Если честно, хочется убежать, сесть в машину и навсегда уехать отсюда. Но потом я вспоминаю Тайлера — младшего брата. У меня есть цель. И ее нужно придерживаться.

Не дожидаясь ответа, Пайпер отворачивается и скачет по коридору как Тигра из «Винни-Пуха». Всё как всегда! Я моментально начинаю скучать по ней, ощущая на себе пристальные взгляды.

Забавно, но раньше на меня не обращали внимания. Я не высовывалась, старалась сливаться с толпой и держаться как можно тише… А потом, летом перед третьим учебным годом, я наткнулась на Ченса в книжном, и он проявил ко мне интерес. Когда начались занятия, я вбила в голову, что обязательно стану чирлидершей. Якобы ради портфолио, да и времени это должно было занять меньше, чем футбол или теннис. Но на самом деле я старалась ради него. Я хотела быть с Ченсом, ходить на футбольные матчи по пятницам и на вечеринки после.

Какой же я была дурой!

Я пробираюсь сквозь глазеющую толпу, стиснув лямки рюкзака. Складывается впечатление, что идти нужно целую вечность. Шепотки нарастают, прокатываются по толпе учеников, как волна в океане.

И, разумеется…

Братья Грейсоны — первые «акулы», которых я вижу. Прислонившись к стене, они болтают с какими-то девушками. Нокс и Дейн, близнецы. Высокие, мускулистые и широкоплечие. Я оглядываю их, сохраняя равнодушное выражение лица. Внешне они похожи, но по характерам — день и ночь. Нокс холодный, никогда не улыбается, его идеальное лицо прорезал шрам, нарушающий изгиб губ. Я сглатываю.

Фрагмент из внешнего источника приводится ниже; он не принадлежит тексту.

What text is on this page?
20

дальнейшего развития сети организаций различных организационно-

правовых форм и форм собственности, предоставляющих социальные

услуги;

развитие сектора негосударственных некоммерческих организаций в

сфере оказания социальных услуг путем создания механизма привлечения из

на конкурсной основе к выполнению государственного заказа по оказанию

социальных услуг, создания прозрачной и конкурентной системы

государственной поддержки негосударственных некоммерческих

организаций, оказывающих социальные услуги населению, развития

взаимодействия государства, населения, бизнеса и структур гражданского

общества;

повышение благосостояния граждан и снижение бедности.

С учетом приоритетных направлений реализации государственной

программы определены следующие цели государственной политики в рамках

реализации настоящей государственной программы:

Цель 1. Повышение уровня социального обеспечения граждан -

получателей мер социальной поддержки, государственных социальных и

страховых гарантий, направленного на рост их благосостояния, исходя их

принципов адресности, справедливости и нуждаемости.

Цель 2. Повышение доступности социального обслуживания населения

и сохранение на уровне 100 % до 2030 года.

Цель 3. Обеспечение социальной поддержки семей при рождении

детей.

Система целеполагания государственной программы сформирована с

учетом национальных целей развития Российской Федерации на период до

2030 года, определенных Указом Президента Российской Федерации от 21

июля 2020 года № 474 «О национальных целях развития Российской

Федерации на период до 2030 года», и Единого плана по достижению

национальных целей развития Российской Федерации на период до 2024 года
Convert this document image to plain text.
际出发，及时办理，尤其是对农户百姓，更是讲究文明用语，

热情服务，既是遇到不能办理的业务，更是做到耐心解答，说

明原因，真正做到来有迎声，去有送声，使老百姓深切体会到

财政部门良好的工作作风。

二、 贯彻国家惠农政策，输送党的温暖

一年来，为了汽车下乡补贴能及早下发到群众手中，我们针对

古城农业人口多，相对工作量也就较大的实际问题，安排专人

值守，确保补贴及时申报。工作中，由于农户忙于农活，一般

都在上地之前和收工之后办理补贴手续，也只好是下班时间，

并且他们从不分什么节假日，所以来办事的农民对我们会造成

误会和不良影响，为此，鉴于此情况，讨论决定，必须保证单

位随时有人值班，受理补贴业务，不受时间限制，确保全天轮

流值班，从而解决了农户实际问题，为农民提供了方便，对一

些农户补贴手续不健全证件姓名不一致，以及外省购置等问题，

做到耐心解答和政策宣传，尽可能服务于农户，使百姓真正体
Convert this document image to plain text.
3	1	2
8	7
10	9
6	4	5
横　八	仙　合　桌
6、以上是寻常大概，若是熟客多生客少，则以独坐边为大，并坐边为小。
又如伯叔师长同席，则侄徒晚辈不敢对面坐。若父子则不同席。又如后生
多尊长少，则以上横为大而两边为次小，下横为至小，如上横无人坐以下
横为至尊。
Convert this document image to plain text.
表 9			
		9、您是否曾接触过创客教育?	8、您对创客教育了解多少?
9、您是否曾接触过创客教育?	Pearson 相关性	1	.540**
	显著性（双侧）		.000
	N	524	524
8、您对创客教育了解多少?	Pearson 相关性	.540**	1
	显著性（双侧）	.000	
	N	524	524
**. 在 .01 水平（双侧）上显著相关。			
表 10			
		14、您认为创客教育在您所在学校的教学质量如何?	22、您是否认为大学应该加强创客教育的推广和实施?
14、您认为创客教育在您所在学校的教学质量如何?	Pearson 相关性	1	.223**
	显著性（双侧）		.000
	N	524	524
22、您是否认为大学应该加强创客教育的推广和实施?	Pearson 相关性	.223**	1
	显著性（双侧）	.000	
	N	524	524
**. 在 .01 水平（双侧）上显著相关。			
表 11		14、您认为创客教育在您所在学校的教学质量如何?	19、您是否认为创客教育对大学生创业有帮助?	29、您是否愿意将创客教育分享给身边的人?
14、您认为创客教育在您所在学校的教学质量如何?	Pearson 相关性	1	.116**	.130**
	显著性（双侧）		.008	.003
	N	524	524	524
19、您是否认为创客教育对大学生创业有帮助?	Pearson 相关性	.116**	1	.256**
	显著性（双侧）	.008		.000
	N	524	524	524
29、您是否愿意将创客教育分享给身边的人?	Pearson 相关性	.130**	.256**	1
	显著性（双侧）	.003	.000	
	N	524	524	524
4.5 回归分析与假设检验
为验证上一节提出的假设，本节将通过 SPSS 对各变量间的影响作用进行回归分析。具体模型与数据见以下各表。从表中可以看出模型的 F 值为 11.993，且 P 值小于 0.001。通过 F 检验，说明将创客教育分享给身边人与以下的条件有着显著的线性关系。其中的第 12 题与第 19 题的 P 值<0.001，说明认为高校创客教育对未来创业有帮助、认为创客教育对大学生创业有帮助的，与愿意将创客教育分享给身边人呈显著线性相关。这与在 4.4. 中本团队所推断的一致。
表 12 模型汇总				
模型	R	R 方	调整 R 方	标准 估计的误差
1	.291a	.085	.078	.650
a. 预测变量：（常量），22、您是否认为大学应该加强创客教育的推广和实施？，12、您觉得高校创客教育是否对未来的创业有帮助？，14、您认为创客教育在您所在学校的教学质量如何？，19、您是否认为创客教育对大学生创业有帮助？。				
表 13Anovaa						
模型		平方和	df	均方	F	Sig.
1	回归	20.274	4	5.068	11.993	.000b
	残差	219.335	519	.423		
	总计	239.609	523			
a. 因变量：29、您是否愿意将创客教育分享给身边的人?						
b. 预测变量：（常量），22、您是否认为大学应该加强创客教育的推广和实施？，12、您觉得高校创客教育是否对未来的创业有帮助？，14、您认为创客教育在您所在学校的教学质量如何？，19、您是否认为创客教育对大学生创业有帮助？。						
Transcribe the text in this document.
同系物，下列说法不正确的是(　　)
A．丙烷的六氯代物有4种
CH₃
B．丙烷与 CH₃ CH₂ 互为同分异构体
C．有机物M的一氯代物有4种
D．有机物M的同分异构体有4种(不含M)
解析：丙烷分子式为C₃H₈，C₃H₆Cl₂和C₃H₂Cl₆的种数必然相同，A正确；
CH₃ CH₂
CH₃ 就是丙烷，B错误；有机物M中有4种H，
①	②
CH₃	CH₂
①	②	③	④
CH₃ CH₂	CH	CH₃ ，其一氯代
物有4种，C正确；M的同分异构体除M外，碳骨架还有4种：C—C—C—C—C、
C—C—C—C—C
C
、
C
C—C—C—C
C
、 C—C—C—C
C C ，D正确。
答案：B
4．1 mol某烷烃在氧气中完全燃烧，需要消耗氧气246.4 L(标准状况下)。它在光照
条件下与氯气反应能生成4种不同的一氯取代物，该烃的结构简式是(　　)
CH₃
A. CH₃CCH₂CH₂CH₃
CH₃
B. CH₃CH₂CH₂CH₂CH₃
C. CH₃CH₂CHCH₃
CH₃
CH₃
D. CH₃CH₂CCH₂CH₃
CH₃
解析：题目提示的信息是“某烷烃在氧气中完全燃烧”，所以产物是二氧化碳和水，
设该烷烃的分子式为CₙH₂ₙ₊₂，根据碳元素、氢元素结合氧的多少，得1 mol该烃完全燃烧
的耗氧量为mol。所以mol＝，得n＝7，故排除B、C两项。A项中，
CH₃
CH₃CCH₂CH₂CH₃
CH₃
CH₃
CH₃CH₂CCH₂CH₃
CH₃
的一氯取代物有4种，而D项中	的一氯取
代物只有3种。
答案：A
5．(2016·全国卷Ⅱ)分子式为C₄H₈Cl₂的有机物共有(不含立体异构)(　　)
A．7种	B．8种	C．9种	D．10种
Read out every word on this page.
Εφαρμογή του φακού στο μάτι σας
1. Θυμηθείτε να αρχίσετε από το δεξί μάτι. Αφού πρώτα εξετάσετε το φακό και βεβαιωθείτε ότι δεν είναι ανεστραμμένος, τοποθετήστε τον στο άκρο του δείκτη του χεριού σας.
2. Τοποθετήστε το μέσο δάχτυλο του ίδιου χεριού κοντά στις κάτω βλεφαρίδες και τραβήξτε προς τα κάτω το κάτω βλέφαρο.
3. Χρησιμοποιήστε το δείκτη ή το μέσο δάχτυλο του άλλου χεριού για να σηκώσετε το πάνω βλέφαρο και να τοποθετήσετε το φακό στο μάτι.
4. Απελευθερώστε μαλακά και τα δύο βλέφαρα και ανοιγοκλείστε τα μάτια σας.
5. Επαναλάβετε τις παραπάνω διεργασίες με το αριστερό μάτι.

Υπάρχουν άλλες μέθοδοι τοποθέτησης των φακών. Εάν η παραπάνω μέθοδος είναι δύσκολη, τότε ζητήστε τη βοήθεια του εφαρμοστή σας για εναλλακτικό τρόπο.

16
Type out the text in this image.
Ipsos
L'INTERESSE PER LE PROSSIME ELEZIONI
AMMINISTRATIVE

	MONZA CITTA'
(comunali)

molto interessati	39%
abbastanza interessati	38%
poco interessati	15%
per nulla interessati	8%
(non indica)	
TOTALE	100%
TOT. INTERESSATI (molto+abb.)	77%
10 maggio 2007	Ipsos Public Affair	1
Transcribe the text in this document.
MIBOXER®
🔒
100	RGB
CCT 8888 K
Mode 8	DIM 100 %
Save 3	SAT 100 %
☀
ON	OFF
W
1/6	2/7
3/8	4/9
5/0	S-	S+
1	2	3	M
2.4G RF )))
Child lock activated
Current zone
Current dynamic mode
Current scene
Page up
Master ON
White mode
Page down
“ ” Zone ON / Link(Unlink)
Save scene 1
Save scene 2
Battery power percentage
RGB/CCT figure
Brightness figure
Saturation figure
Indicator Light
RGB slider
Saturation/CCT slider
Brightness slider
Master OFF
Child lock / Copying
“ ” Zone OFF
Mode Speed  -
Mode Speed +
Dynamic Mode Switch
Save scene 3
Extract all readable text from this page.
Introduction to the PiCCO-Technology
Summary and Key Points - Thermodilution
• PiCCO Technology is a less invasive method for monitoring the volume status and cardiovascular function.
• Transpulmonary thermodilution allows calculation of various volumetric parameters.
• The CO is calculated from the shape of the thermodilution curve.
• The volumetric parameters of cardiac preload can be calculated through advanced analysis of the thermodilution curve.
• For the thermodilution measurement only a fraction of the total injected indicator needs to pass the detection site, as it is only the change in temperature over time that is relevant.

Да пошел он! Не собираюсь весь год бояться.

Его губы дергаются, будто он читает мои мысли, и шрам двигается с ними.

«Ты меня не пугаешь», — написано у меня на лице.

Он ухмыляется.

Густые волосы цвета красного дерева вьются у воротника. Глаза под бахромой черных ресниц пронзительно-серые, как металл; взгляд цепкий и испытующий. От него ничего не может укрыться, и меня это нервирует — нервировало с первого года, когда я ловила его взгляд на себе, а Нокс изучал меня, словно букашку. Когда я набиралась смелости посмотреть в ответ: «Что, нравлюсь?» — он насмешливо фыркал и уходил. Для него я просто ничтожество. Он так и сказал после первой игры в прошлом году.

...

— Чего тебе? — с усмешкой спрашивает Нокс, когда я заглядываю в раздевалку. Холодный взгляд скользит по короткой юбке и останавливается на впадинке у горла. Для теплой формы вечер недостаточно прохладный, а потому сегодня на мне красно-белый жилет с треугольным вырезом и символом школы на груди.

— Где Ченс?

Он напрягается, затем фыркает и стягивает мокрую от пота футболку вместе с наплечниками.

У него широкие плечи, мощная загорелая грудь с редкими золотистыми волосками, узкая талия. Спустившись взглядом к прессу, задерживаюсь на небольшой татуировке чуть ниже пояса, но не могу разглядеть. Несмотря на успехи в спорте, он не качок, а просто подтянутый, с идеальными мышцами и…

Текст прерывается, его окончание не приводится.